Diagram of the drone domain model.

In their system, the Fabrikam development team identified the following entities:

  • Delivery
  • Package
  • Drone
  • Account
  • Confirmation
  • Notification
  • Tag

The first four entities, delivery, package, drone, and account, are all aggregates that represent transactional consistency boundaries. Confirmations and notifications are child entities of deliveries. Tags are child entities of packages.

The value objects in this design include Location, ETA, PackageWeight, and PackageSize.

There are two domain events:

  • While a drone is in flight, the drone entity sends DroneStatus events that describe the drone's location and status, for example, in-flight, landed.
  • The delivery entity sends DeliveryTracking events whenever the stage of a delivery changes. These events include DeliveryCreated, DeliveryRescheduled, DeliveryHeadedToDropoff, and DeliveryCompleted.

Notice that these events describe things that are meaningful within the domain model. They describe something about the domain and aren't tied to a particular programming language construct.

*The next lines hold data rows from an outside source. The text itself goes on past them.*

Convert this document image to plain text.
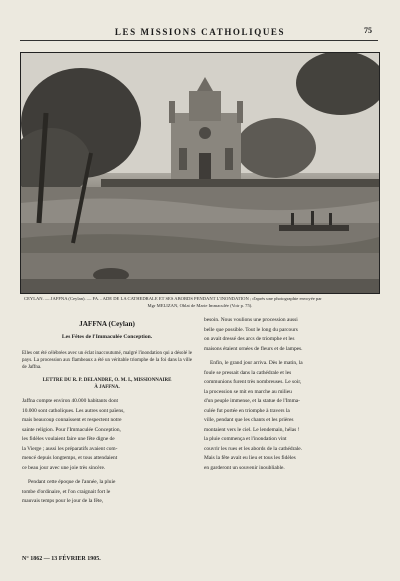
LES MISSIONS CATHOLIQUES	75
CEYLAN. — JAFFNA (Ceylan). — FA…ADE DE LA CATHEDRALE ET SES ABORDS PENDANT L'INONDATION ; d'après une photographie envoyée par
Mgr MELIZAN, Oblat de Marie Immaculée (Voir p. 75).
JAFFNA (Ceylan)
Les Fêtes de l'Immaculée Conception.
Elles ont été célébrées avec un éclat inaccoutumé, malgré l'inondation qui a désolé le pays. La procession aux flambeaux a été un véritable triomphe de la foi dans la ville de Jaffna.
LETTRE DU R. P. DELANDRE, O. M. I., MISSIONNAIRE
À JAFFNA.
Jaffna compte environ 40.000 habitants dont
10.000 sont catholiques. Les autres sont païens,
mais beaucoup connaissent et respectent notre
sainte religion. Pour l'Immaculée Conception,
les fidèles voulaient faire une fête digne de
la Vierge ; aussi les préparatifs avaient com-
mencé depuis longtemps, et tous attendaient
ce beau jour avec une joie très sincère.
Pendant cette époque de l'année, la pluie
tombe d'ordinaire, et l'on craignait fort le
mauvais temps pour le jour de la fête,
besoin. Nous voulions une procession aussi
belle que possible. Tout le long du parcours
on avait dressé des arcs de triomphe et les
maisons étaient ornées de fleurs et de lampes.
Enfin, le grand jour arriva. Dès le matin, la
foule se pressait dans la cathédrale et les
communions furent très nombreuses. Le soir,
la procession se mit en marche au milieu
d'un peuple immense, et la statue de l'Imma-
culée fut portée en triomphe à travers la
ville, pendant que les chants et les prières
montaient vers le ciel. Le lendemain, hélas !
la pluie commença et l'inondation vint
couvrir les rues et les abords de la cathédrale.
Mais la fête avait eu lieu et tous les fidèles
en garderont un souvenir inoubliable.
N° 1862 — 13 FÉVRIER 1905.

The development team identified one more area of functionality, which doesn't fit neatly into any of the entities described so far. Some part of the system must coordinate all of the steps involved in scheduling or updating a delivery. The development team added two domain services to the design. A Scheduler coordinates the steps. A Supervisor monitors the status of each step, in order to detect whether any steps failed or timed out.

Identify microservices

Now we're ready to go from domain model to application design. Here's an approach that you can use to derive microservices from the domain model.

  1. Start with a bounded context. In general, the functionality in a microservice shouldn't span more than one bounded context. By definition, a bounded context marks the boundary of a particular domain model. If your microservice mixes different domain models together, it's a sign that you might need to refine your domain analysis.
  2. Next, look at the aggregates in your domain model. Aggregates are often good candidates for microservices. A well-designed aggregate shows many of the characteristics of a well-designed microservice:
    • An aggregate is derived from business requirements rather than technical concerns, such as data access or messaging.
    • An aggregate should have high functional cohesion.
    • An aggregate is a boundary of persistence.
    • Aggregates should be loosely coupled.
  3. Domain services are also good candidates for microservices. Domain services are stateless operations across multiple aggregates. A typical example is a workflow that involves several microservices. Later, we see an example of a domain service in the Drone Delivery application.
  4. Finally, consider nonfunctional requirements. Look at factors such as team size, data types, technologies, scalability requirements, availability requirements, and security requirements. These factors might lead you to further decompose a microservice into two (or more) smaller services, or to do the opposite and combine several microservices into one.

It's important to be pragmatic and remember that domain-driven design is an iterative process. When in doubt, start with more coarse-grained microservices. It's easier to split a microservice into two smaller services than to refactor functionality across several existing microservices.

Diagram of the microservices.

Apply domain-driven design to the drone application

For Fabrikam's application, all of these services reside in their existing monolithic application. After identifying where they can decompose their application into microservices, they're going to start with the package service.

The package service currently has a focused development team, is exhibiting performance issues related to scalability, and is a great candidate to begin the decomposition of their application.